Connor (Boys & Toys Season 2 1)
Page 24
The bartender sighs. “Alright, alright, fine. I’ll get Yannis to do it. Look, I’ve got shots here ready for the group with the lady, other side of the stage, hidden from view. Can you run this at least?”
The lighting in here is dim. Maybe I can make this work. Jay doesn’t have to put a halt to me doing my paying job—the one thing that’s enabling me to stay living here. “Okay. Thanks.”
“Yeah, yeah,” grunts the bartender for a you’re-welcome before tending to a customer elsewhere.
I hoist the tray onto a shoulder like a shield, then make my way stealthily to the table on the other side of the stage where two men and their lady friend hoot and cheer on Zak as he dances. Every step of the way, I sneak glances across the dim space, and each time, I see Jay’s beady eyes trained on Zak and his moves, mercifully unaware of me. Let’s keep it that way.
His face twitches with annoyance, and he looks off into the crowd for no reason at all.
I lift the tray an inch off my shoulder, shielding my face perfectly from view.
Fuck, fuck, fuck.
“Hey, watch it, boy!” shouts a guy whose head I almost hit with the raised tray.
“Sorry!” I shout over the thumping club music, then take a step back.
That fateful step back begets a rather disastrous sequence of mishaps, as it happens to be on a foot.
The owner of said foot shouts out.
I spin around faster than my feet can manage.
The tray twists too fast.
Balance is lost.
An overcompensating shift of my hands causes a tilt I can’t quickly correct.
With one desperate stumble forward, the tray of delicately poured shots goes airborne toward the stage—as do I, flying forward to stop it.
And I would have, if it weren’t for my booted foot being caught by the leg of a spiteful chair.
And thusly: crash.
When I at last open my eyes, I’m halfway on the stage. Zak is standing over me in a puddle of alcohol, which has drenched his whole costume. His dancing is stopped, despite the music that keeps thumping onward indifferently.
And with a twist of my mystified eyes, I find Jay staring straight at me, a look of astonishment painted over his face which, as slowly as a scorpion tail raising for a strike, changes to an amused gasp of delightful glee.
I am so fucking fucked.
[ THE VERY BAD IDEA ]
Today might be the worst day of Connor’s life.
And that is immediately following the worst night of Connor’s life, when he both managed to soil Zak’s whole military garb, as well as out himself to his arch nemesis as nothing more than a gayborhood shot boy at a strip club.
15
It is the longest elevator ride up I’ve ever taken.
Wales Weekly is the last place I want to be. If I could, I would have called in sick and stayed home with Brett, curled up in a corner hugging my knees to my chest and whimpering like a baby.
Yet here I am.
Maybe Jay has made the rounds at the office already. Maybe everyone knows. Maybe he took pictures of my stage-front demise, blew them up, and posted them all over the top floor.
There is a hole where my stomach should be.
I’m so nervous, I’m not even shaking. I’m just a numb walking carcass with a heartbeat.
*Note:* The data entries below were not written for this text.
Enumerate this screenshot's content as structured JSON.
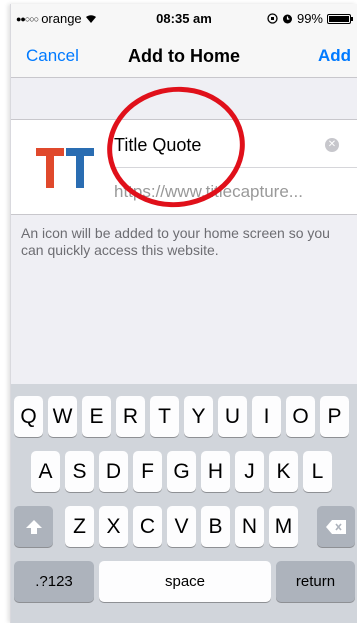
{
  "status_bar": {
    "carrier": "orange",
    "time": "08:35 am",
    "battery": "99%",
    "battery_level": 0.99
  },
  "nav": {
    "cancel": "Cancel",
    "title": "Add to Home",
    "add": "Add"
  },
  "bookmark": {
    "icon_text": "TT",
    "icon_colors": [
      "#e0492c",
      "#2a6db2"
    ],
    "title": "Title Quote",
    "url": "https://www.titlecapture..."
  },
  "hint": "An icon will be added to your home screen so you can quickly access this website.",
  "annotation_color": "#e0101a",
  "keyboard": {
    "row1": [
      "Q",
      "W",
      "E",
      "R",
      "T",
      "Y",
      "U",
      "I",
      "O",
      "P"
    ],
    "row2": [
      "A",
      "S",
      "D",
      "F",
      "G",
      "H",
      "J",
      "K",
      "L"
    ],
    "row3": [
      "Z",
      "X",
      "C",
      "V",
      "B",
      "N",
      "M"
    ],
    "numbers": ".?123",
    "space": "space",
    "return": "return",
    "shift_icon": "shift-icon",
    "delete_icon": "delete-icon"
  }
}
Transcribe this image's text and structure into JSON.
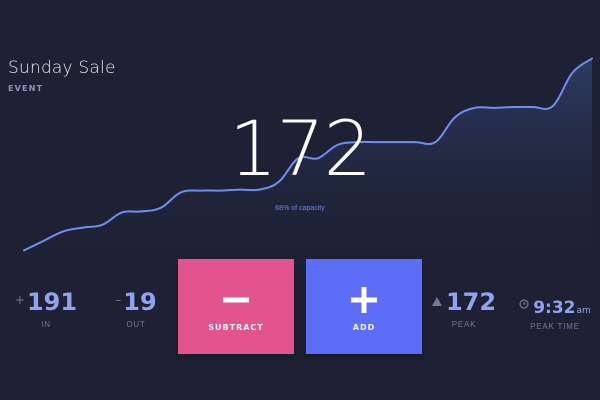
{
  "event": {
    "title": "Sunday Sale",
    "type": "EVENT"
  },
  "counter": {
    "current": "172",
    "capacity_text": "68% of capacity",
    "capacity_fraction": 0.68
  },
  "chart_data": {
    "type": "area",
    "title": "",
    "xlabel": "",
    "ylabel": "",
    "ylim": [
      0,
      240
    ],
    "grid": false,
    "legend": "none",
    "series": [
      {
        "values": [
          8,
          18,
          28,
          32,
          35,
          48,
          49,
          53,
          69,
          71,
          71,
          72,
          72,
          80,
          105,
          105,
          119,
          122,
          122,
          122,
          122,
          122,
          148,
          158,
          158,
          159,
          159,
          160,
          195,
          210
        ]
      }
    ]
  },
  "stats": {
    "in": {
      "prefix": "+",
      "value": "191",
      "label": "IN"
    },
    "out": {
      "prefix": "–",
      "value": "19",
      "label": "OUT"
    },
    "peak": {
      "value": "172",
      "label": "PEAK",
      "icon": "triangle-up-icon"
    },
    "peak_time": {
      "value": "9:32",
      "unit": "am",
      "label": "PEAK TIME",
      "icon": "clock-icon"
    }
  },
  "actions": {
    "subtract": {
      "label": "SUBTRACT",
      "icon": "minus-icon"
    },
    "add": {
      "label": "ADD",
      "icon": "plus-icon"
    }
  },
  "colors": {
    "background": "#1d2133",
    "line": "#6d8ff0",
    "area_top": "#2f3c67",
    "subtract": "#e2548e",
    "add": "#5b6ef5",
    "stat_value": "#8fa3f0"
  }
}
When I reach the workroom, I find half of the interns here already—Jay included—and as I silently join them at the table, I find no strange looks or weird behavior. In fact, everything is unremarkably normal. Even Jay, who hardly noticed my entrance at all, simply swipes through a tablet of articles in front of him, focused on the reading of them.
It suddenly occurs to me that Jay might not want anyone here to know he was at Aubergines, either. Maybe we both discovered a secret last night.
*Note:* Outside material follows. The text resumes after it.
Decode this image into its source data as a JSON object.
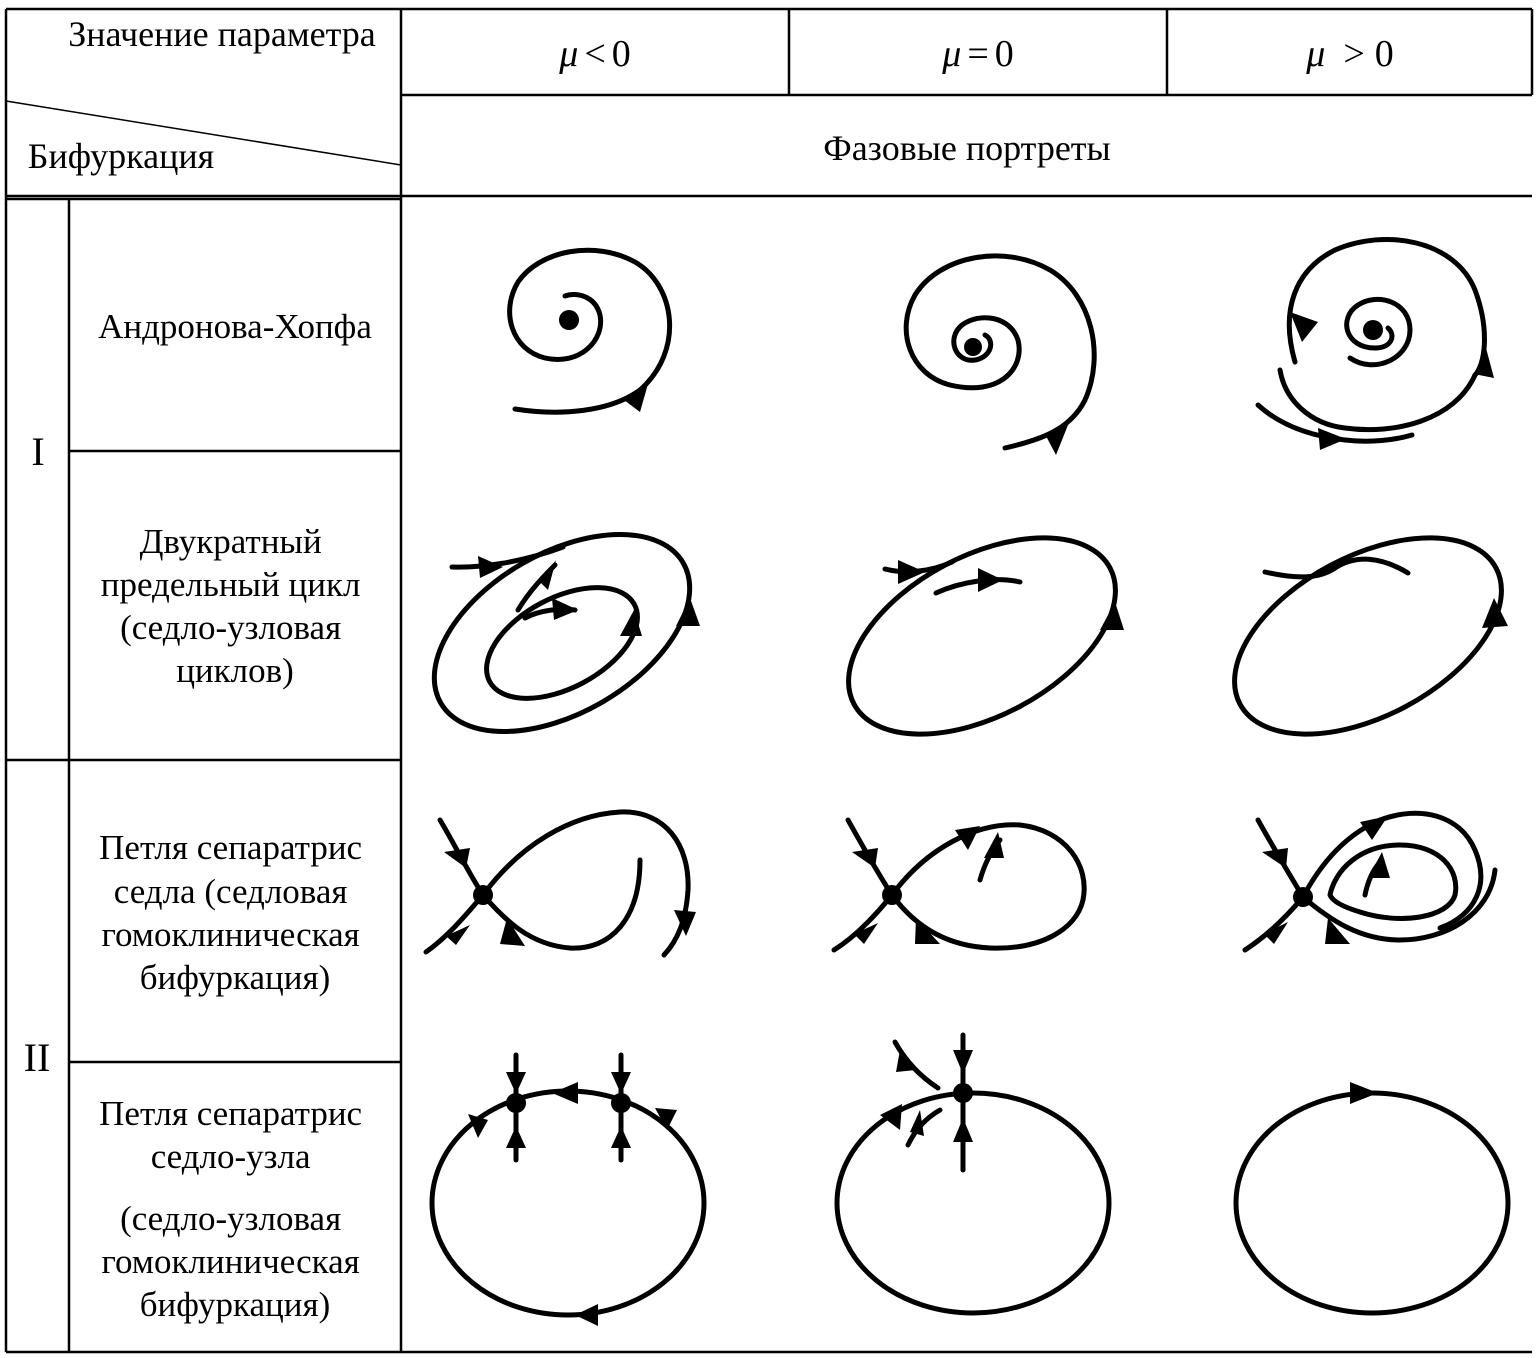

The day begins like any other day. Brenda at last comes in, always in a touchy mood, and we are usually given individual assignments, or one big group task. She decides today, however, to split us in half—two teams of five. Within our teams, we’re made to delegate tasks to one another to finish finalized versions of our articles.
Of course, I’m on the team with Jay and three other interns I have no connection with, including Jay’s number one fan Dave. For a blissful handful of minutes, we appear to work together just fine.
Until Jay’s coffee runs out. “What a pity,” he sighs with mock lament. “If only we had a coffee boy … you know, like I mentioned once before. Hey!” His eyes flash with the brilliance of an idea, and he turns his fake merry gaze on me. “Perhaps we can delegate a little task to Connor here. How does that sound?”
I stare at him hard and with knowing darkness.